If you’re on this site, you must know you’re looking at an E-Type. It is a superstar among both car aficionados and average Joes alike. It has been voted the most beautiful car in the world on numerous occasions and appeared as a token of style and wealth everywhere from Austin Powers to Mad Men. Due to this iconic status, it is unforgivable for a car buff to not know the key facts about this sleek cat. Please, allow us to fill you in.

By the 1960s, the moment had arrived for Jaguar to seek a successor for their aging XK150. Concurrently, the firm's racing department was making remarkable strides at Le Mans with the exceptional D-Type. Aiming to make the most of their racing expertise, Jaguar utilized their motorsport knowledge in the development of the E-Type. This led to the creation of the legendary Jaguar with its aerodynamic monocoque body, 3.8 l straight-6, four-wheel disc brakes, and independent suspension. These were cutting-edge features at the time, making the car destined to turn heads. However, even Jaguar's founder Sir William Lyons could not have predicted the stir this vehicle would cause when it was unveiled at the Geneva motor show in 1961. The public was enchanted by the E-Type, prompting Lyons to instruct Jaguar's driver Norman Dewis to transport a second car to Switzerland for the following day. Dewis impressively covered over 1000 km between Coventry and Geneva in less than 11 hours, bravely navigating the roadster through the night.

Indeed, the allure of the E-Type wasn't just due to its stunning aesthetics, race car framework, or top speed of 240 km/h. The pricing was equally enticing. The E-Type was not only more cost-effective than the XK150 it replaced, but it was also a bargain compared to comparable Aston Martins and Ferraris, which were priced two to three times higher.

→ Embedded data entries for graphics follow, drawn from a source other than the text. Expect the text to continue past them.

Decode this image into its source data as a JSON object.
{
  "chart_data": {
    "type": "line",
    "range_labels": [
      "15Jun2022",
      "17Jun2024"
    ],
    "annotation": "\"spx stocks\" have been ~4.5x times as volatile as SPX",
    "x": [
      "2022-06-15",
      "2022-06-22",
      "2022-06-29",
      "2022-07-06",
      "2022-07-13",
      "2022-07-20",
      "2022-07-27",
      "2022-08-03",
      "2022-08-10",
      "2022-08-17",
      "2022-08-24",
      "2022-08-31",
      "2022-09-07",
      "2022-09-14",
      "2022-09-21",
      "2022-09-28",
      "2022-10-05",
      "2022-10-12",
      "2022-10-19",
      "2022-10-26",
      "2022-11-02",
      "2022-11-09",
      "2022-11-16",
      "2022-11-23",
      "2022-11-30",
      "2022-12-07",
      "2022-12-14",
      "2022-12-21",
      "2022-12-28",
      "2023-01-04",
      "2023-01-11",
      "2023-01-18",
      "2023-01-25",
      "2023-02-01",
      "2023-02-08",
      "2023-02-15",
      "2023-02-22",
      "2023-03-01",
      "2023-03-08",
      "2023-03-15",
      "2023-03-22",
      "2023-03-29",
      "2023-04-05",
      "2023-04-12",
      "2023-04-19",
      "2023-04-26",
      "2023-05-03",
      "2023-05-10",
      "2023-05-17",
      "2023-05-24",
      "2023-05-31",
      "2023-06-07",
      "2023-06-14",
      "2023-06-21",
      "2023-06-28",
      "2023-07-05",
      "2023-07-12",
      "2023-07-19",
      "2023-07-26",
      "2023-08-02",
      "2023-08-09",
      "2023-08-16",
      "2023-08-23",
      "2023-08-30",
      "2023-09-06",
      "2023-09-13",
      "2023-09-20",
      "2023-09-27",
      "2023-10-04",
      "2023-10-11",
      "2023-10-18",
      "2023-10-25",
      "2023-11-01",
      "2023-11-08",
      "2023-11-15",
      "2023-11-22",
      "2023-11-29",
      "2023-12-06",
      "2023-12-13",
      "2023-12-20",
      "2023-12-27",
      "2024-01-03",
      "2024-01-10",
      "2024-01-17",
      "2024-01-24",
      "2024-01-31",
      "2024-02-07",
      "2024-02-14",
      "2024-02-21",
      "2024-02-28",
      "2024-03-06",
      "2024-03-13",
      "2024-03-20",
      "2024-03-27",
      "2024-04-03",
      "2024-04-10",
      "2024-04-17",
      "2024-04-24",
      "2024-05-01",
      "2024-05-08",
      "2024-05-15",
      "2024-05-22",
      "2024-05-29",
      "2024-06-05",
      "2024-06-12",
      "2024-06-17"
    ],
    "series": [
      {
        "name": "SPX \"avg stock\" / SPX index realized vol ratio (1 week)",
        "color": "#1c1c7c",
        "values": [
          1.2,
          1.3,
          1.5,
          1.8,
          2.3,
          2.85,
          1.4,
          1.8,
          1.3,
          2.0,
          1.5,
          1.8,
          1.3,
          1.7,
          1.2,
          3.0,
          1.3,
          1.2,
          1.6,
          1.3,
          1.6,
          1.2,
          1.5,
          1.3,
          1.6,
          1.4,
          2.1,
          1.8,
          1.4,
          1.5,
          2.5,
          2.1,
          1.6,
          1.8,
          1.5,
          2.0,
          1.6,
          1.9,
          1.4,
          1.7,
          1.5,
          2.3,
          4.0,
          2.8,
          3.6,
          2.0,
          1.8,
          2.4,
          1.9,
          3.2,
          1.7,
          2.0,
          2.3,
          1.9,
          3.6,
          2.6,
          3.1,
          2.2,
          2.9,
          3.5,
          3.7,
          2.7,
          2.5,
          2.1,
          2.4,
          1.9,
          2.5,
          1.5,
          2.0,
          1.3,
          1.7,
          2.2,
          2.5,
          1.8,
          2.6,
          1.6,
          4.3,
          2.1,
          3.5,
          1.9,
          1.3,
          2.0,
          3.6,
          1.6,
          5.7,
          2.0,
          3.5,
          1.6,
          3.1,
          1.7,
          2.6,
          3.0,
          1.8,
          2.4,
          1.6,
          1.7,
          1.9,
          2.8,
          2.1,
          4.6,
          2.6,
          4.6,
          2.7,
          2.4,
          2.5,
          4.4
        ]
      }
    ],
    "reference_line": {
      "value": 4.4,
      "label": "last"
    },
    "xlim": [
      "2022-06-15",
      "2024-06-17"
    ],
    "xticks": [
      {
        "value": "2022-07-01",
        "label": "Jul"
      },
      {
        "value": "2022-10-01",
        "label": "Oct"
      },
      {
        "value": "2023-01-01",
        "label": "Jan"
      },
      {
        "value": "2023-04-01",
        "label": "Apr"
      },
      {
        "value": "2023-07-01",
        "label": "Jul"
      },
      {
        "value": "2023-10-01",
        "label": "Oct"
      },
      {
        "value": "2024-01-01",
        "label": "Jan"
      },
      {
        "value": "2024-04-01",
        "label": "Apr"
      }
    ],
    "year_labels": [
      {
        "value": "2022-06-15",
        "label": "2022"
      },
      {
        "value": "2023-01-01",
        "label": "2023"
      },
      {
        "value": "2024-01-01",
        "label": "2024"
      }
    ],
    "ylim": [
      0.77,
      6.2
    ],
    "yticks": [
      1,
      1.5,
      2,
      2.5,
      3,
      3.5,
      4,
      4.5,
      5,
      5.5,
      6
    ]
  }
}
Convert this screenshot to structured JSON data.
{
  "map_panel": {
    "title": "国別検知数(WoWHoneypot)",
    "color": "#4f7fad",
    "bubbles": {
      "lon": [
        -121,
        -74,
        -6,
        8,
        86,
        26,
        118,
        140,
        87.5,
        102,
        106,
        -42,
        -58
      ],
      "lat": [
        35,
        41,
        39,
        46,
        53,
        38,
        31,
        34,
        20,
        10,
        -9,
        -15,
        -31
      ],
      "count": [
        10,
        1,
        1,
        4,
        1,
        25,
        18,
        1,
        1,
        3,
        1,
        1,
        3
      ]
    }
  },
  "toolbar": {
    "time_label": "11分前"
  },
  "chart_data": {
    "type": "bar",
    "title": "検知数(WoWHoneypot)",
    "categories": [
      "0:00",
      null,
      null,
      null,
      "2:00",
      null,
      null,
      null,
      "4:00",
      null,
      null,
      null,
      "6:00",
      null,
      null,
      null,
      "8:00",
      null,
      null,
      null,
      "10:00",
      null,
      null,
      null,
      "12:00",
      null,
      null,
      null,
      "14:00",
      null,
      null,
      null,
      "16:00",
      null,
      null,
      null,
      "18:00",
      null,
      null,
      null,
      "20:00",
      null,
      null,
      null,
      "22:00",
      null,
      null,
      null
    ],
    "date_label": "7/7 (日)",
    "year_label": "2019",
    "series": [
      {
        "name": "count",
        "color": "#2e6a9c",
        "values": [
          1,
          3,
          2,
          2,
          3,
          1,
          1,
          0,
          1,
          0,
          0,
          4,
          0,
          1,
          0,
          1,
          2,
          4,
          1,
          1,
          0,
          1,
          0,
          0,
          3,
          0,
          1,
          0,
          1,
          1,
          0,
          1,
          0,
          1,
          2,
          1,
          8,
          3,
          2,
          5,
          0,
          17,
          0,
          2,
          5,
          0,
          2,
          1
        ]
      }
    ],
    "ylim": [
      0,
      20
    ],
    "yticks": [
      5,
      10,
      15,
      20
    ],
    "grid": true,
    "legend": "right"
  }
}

To an untrained eye, all E-Types look the same. And while the swooping and sleek shape did remain throughout the model’s 14-year run, it did undergo quite a few changes. E-Types are generally classified into Series I, II and III. It must be mentioned that due to the hand-built nature of these Jags, not all of the alterations happened at once, thus there are transitional models sharing features of different series. As you might have guessed, Series I was the original model and can be externally distinguished by its smaller front opening, covered headlights and tail lights above the rear bumper. In 1964 its engine was enlarged to 4.2 liters, granting more torque.

Being a racecar at heart, the E-Type was a common sight on the track, used by the automaker itself and privateers. Several versions took the racing theme a few steps further. The first one was the Low Drag Coupe. Just like the name suggests it was an exercise in aerodynamics and sported a sleeker and lower body, aluminium panels and a spicier version of the 3.8 l. The experimenting with lightweight alloys continued and in a few years, the world saw the E-Type Lightweight roadster. A true spiritual successor of the D-Type, it was quite successful when raced by private teams.

Series III cars all had V12s
Series III cars all had V12s
© Jaguar Land Rover Media

Sure, racecars are thrilling, but it is the road cars that make the bottom line. US market made up a lion’s share of E-Types production, so when the joy-killing 1960s legislation came into effect, Jag had to comply. The 1968 revised model was dubbed Series II, it had uncovered sealed beam headlights and repulsive safety bumpers. Disappointingly, these changes were applied to all of the E-Types, not only the ones sold across the pond. To meet the smog requirements, American cars also lost the triple SU carbs and, consequently, a chunk of power.

Series II also came in an unconventional looking 2+2 coupe body style. It was a more comfortable and spacious variant, full 23 cm longer than the standard car. There was an additional row of seats, suitable for tiny humans, but it did take a toll on the cat’s sharp handling and that pretty Malcolm Sayer design. That is precisely the reason the 2+2 coupes are the least desirable among the collectors and are usually the cheapest ticket into the E-Type ownership club.

Over time, E-Type shifted from its racecar origins and morphed into a GT. It became extremely evident when the Series III came around in 1971. It was fitted with Jaguar’s hefty, yet silky-smooth 5.3 V12. It now had plushier interior and seats, something that the original lacked. The sporty 2-seater coupe was ditched and only roadsters and 2+2 coupes were offered from 1971 onwards. The cross-slated front grille and wider stance differentiated the exterior of these late cars. Series III were produced quite briefly as the E-Type production ended in 1974.

The price of Jaguar E-Type

Want to get one of your own? Well, tough luck. With classic car market skyrocketing, E-Types were among the top appreciating examples. If you want to get a decent one for less than EUR 100,000, you should probably look at an S3 coupe. While frowned upon by Jaguar snobs (and thus cheaper), these were as refined and as comfy as the E-Types got. When it comes to the most exclusive E-Types, the sky is the limit and some go for millions.